Low levels of serotonin and dopamine also affect body temperature regulation. Both neurotransmitters are required for thyroid hormone production. Chronic stress depletes serotonin and dopamine. Serotonin controls body heat production because it functions as a signaling molecule in fat tissue and affects blood sugar regulation. Serotonin is needed by the hypothalamus and pituitary gland to signal TSH (thyroid stimulating hormone) production. Low serotonin can lead to low TSH and low body temperature, but the thyroid gland is not the direct cause. Coenzyme/methylated forms B vitamins, magnesium, iron, and SAMe/trimethylglycine, etc. are nutritionally required for serotonin production.

Low dopamine levels in the brain can also cause low TSH production, which leads to low body temperature, poor thyroid function and hypothyroidism. Adrenal fatigue is also linked with low dopamine levels. Your body requires tyrosine, B vitamins, copper, iron, and vitamin C for normal dopamine levles.

Hormone imbalances with estrogen or progesterone greatly affect body temperature. Just ask any woman struggling to get through menopause or has PMS. Estrogen dominance blocks the protein, thyroid-binding globulin that carries thyroid hormone in the blood stream. Birth control, estrogen hormone replacement therapy, and xenoestrogens commonly interfere with this transport. This looks like a thyroid problem, but it is an estrogen dominance issue. The imbalanced estrogen must be dealt with and detoxified. IC3, DIM, fiber, and probiotics help the body's natural detoxification process. Adrenal fatigue worsens estrogen dominance as progesterone levels often decline with challenged adrenal function. Healthy non-stressed adrenal glands are necessary for progesterone production.
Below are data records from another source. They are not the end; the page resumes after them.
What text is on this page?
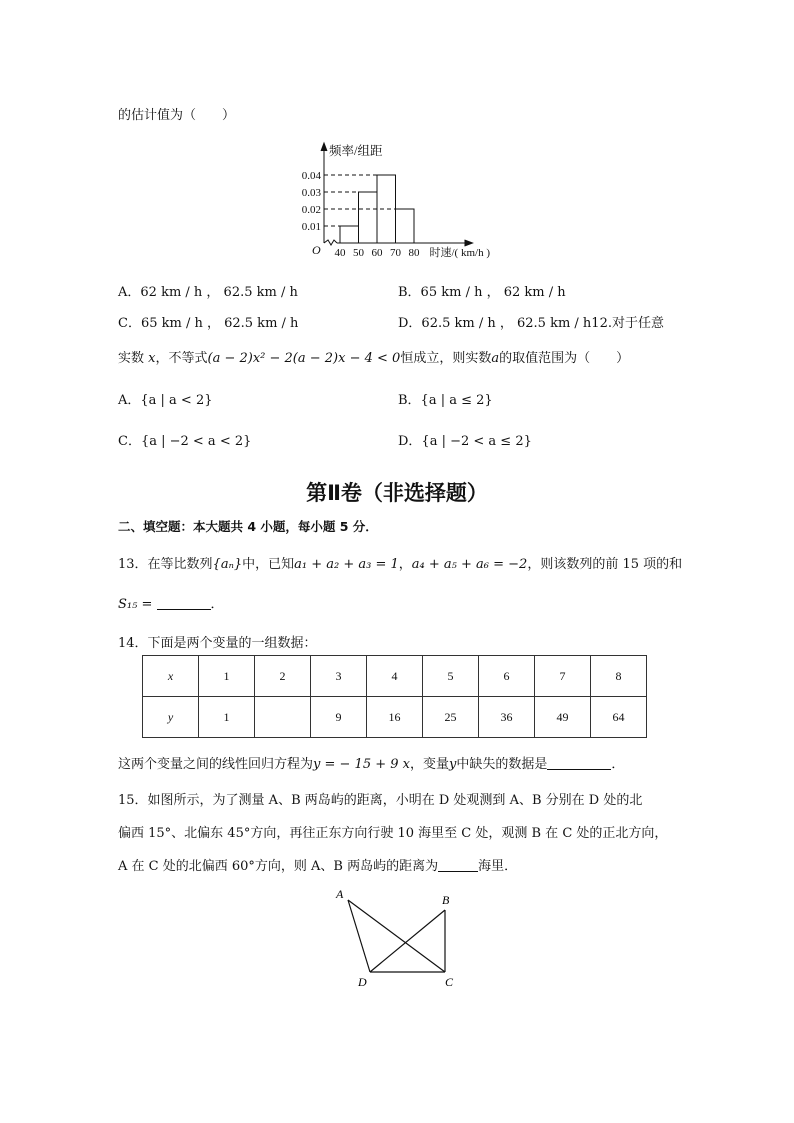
的估计值为（　　）
0.01
0.02
0.03
0.04
40 50 60 70 80
O
频率/组距
时速/( km/h )
A．62 km / h ， 62.5 km / h	B．65 km / h ， 62 km / h
C．65 km / h ， 62.5 km / h	D．62.5 km / h ， 62.5 km / h12.对于任意
实数 x，不等式(a − 2)x² − 2(a − 2)x − 4 < 0恒成立，则实数a的取值范围为（　　）
A．{a | a < 2}	B．{a | a ≤ 2}
C．{a | −2 < a < 2}	D．{a | −2 < a ≤ 2}
第Ⅱ卷（非选择题）
二、填空题：本大题共 4 小题，每小题 5 分．
13．在等比数列{aₙ}中，已知a₁ + a₂ + a₃ = 1，a₄ + a₅ + a₆ = −2，则该数列的前 15 项的和
S₁₅ =	．
14．下面是两个变量的一组数据：
x	1	2	3	4	5	6	7	8
y	1		9	16	25	36	49	64
这两个变量之间的线性回归方程为y = − 15 + 9 x，变量y中缺失的数据是	．
15．如图所示，为了测量 A、B 两岛屿的距离，小明在 D 处观测到 A、B 分别在 D 处的北
偏西 15°、北偏东 45°方向，再往正东方向行驶 10 海里至 C 处，观测 B 在 C 处的正北方向，
A 在 C 处的北偏西 60°方向，则 A、B 两岛屿的距离为	海里．
A	B
C
D
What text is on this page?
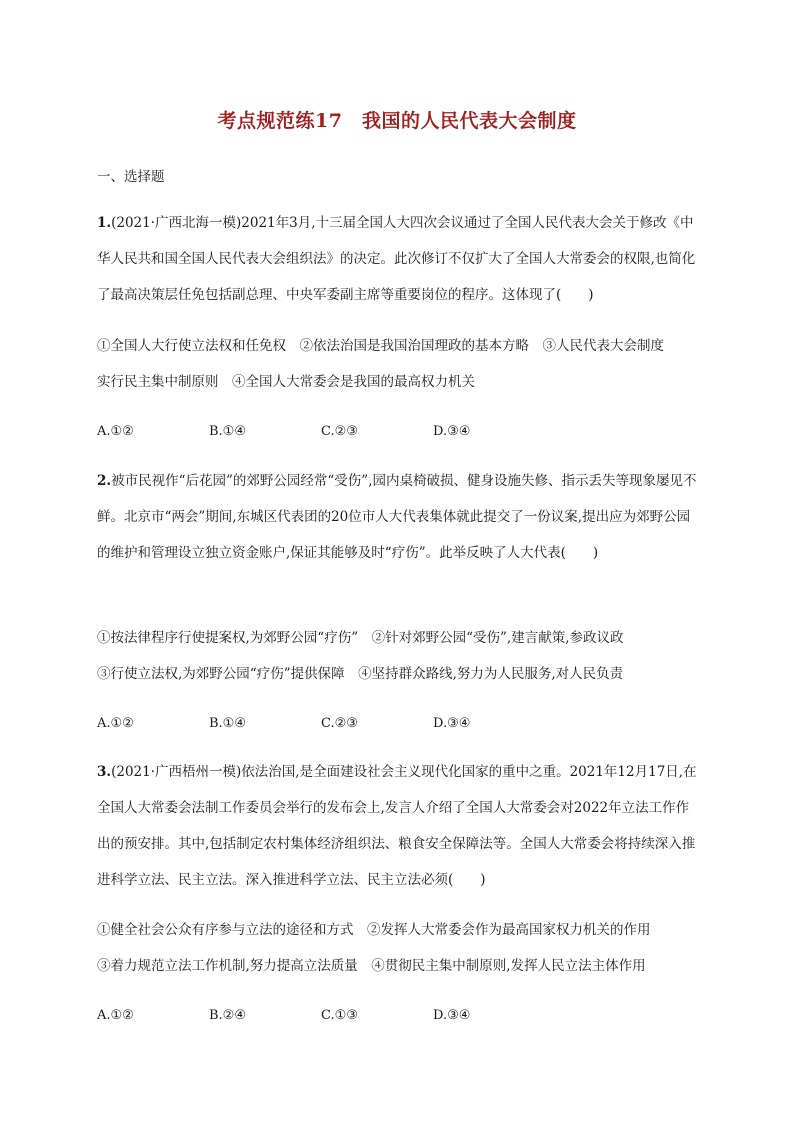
考点规范练17　我国的人民代表大会制度
一、选择题

1.(2021·广西北海一模)2021年3月,十三届全国人大四次会议通过了全国人民代表大会关于修改《中华人民共和国全国人民代表大会组织法》的决定。此次修订不仅扩大了全国人大常委会的权限,也简化了最高决策层任免包括副总理、中央军委副主席等重要岗位的程序。这体现了(　　)

①全国人大行使立法权和任免权　②依法治国是我国治国理政的基本方略　③人民代表大会制度
实行民主集中制原则　④全国人大常委会是我国的最高权力机关
A.①②	B.①④	C.②③	D.③④

2.被市民视作“后花园”的郊野公园经常“受伤”,园内桌椅破损、健身设施失修、指示丢失等现象屡见不鲜。北京市“两会”期间,东城区代表团的20位市人大代表集体就此提交了一份议案,提出应为郊野公园的维护和管理设立独立资金账户,保证其能够及时“疗伤”。此举反映了人大代表(　　)

①按法律程序行使提案权,为郊野公园“疗伤”　②针对郊野公园“受伤”,建言献策,参政议政
③行使立法权,为郊野公园“疗伤”提供保障　④坚持群众路线,努力为人民服务,对人民负责
A.①②	B.①④	C.②③	D.③④

3.(2021·广西梧州一模)依法治国,是全面建设社会主义现代化国家的重中之重。2021年12月17日,在全国人大常委会法制工作委员会举行的发布会上,发言人介绍了全国人大常委会对2022年立法工作作出的预安排。其中,包括制定农村集体经济组织法、粮食安全保障法等。全国人大常委会将持续深入推进科学立法、民主立法。深入推进科学立法、民主立法必须(　　)

①健全社会公众有序参与立法的途径和方式　②发挥人大常委会作为最高国家权力机关的作用
③着力规范立法工作机制,努力提高立法质量　④贯彻民主集中制原则,发挥人民立法主体作用
A.①②	B.②④	C.①③	D.③④
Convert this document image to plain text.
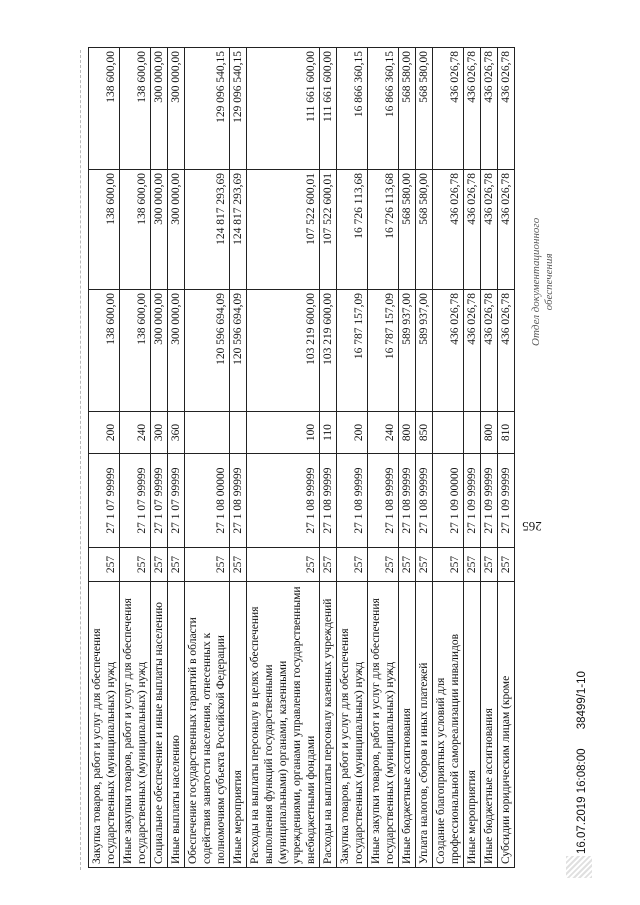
Закупка товаров, работ и услуг для обеспечения государственных (муниципальных) нужд	257	27 1 07 99999	200	138 600,00	138 600,00	138 600,00
Иные закупки товаров, работ и услуг для обеспечения государственных (муниципальных) нужд	257	27 1 07 99999	240	138 600,00	138 600,00	138 600,00
Социальное обеспечение и иные выплаты населению	257	27 1 07 99999	300	300 000,00	300 000,00	300 000,00
Иные выплаты населению	257	27 1 07 99999	360	300 000,00	300 000,00	300 000,00
Обеспечение государственных гарантий в области содействия занятости населения, отнесенных к полномочиям субъекта Российской Федерации	257	27 1 08 00000		120 596 694,09	124 817 293,69	129 096 540,15
Иные мероприятия	257	27 1 08 99999		120 596 694,09	124 817 293,69	129 096 540,15
Расходы на выплаты персоналу в целях обеспечения выполнения функций государственными (муниципальными) органами, казенными учреждениями, органами управления государственными внебюджетными фондами	257	27 1 08 99999	100	103 219 600,00	107 522 600,01	111 661 600,00
Расходы на выплаты персоналу казенных учреждений	257	27 1 08 99999	110	103 219 600,00	107 522 600,01	111 661 600,00
Закупка товаров, работ и услуг для обеспечения государственных (муниципальных) нужд	257	27 1 08 99999	200	16 787 157,09	16 726 113,68	16 866 360,15
Иные закупки товаров, работ и услуг для обеспечения государственных (муниципальных) нужд	257	27 1 08 99999	240	16 787 157,09	16 726 113,68	16 866 360,15
Иные бюджетные ассигнования	257	27 1 08 99999	800	589 937,00	568 580,00	568 580,00
Уплата налогов, сборов и иных платежей	257	27 1 08 99999	850	589 937,00	568 580,00	568 580,00
Создание благоприятных условий для профессиональной самореализации инвалидов	257	27 1 09 00000		436 026,78	436 026,78	436 026,78
Иные мероприятия	257	27 1 09 99999		436 026,78	436 026,78	436 026,78
Иные бюджетные ассигнования	257	27 1 09 99999	800	436 026,78	436 026,78	436 026,78
Субсидии юридическим лицам (кроме	257	27 1 09 99999	810	436 026,78	436 026,78	436 026,78
265
Отдел документационного обеспечения
16.07.2019 16:08:00 38499/1-10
The thyroid gland also needs adequate amounts of progesterone and a proper ratio between estrogen and progesterone. Elevated estrogen or inadequate progesterone suppresses activity of the thyroid enzyme TPO which ultimately leads to low T4 levels. Brain support and adrenal stress management are essential. Consider adaptogenic herbs like guggul, holy basil, vitamins A and D, omega-3 fish oil DHA, and phosphatidylserine. Sometimes, short-term progesterone support may be necessary.

Low body temperature is a clue or symptom, just like fatigue or depression. These symptoms have numerous causes. Taking more thyroid hormone may help one feel warmer for a time, but if the problem keeps returning, it may be the wrong tool. A hammer is meant to do a great job hammering in nails. A screwdriver handle can also be used to nail something in a pinch, but won’t be efficient in doing it. The right tool does the best job for the nail as well as for fixing your temperature issues. What is your proper tool – a sweater, more medication, or digging deeper and resolving the underlying issue?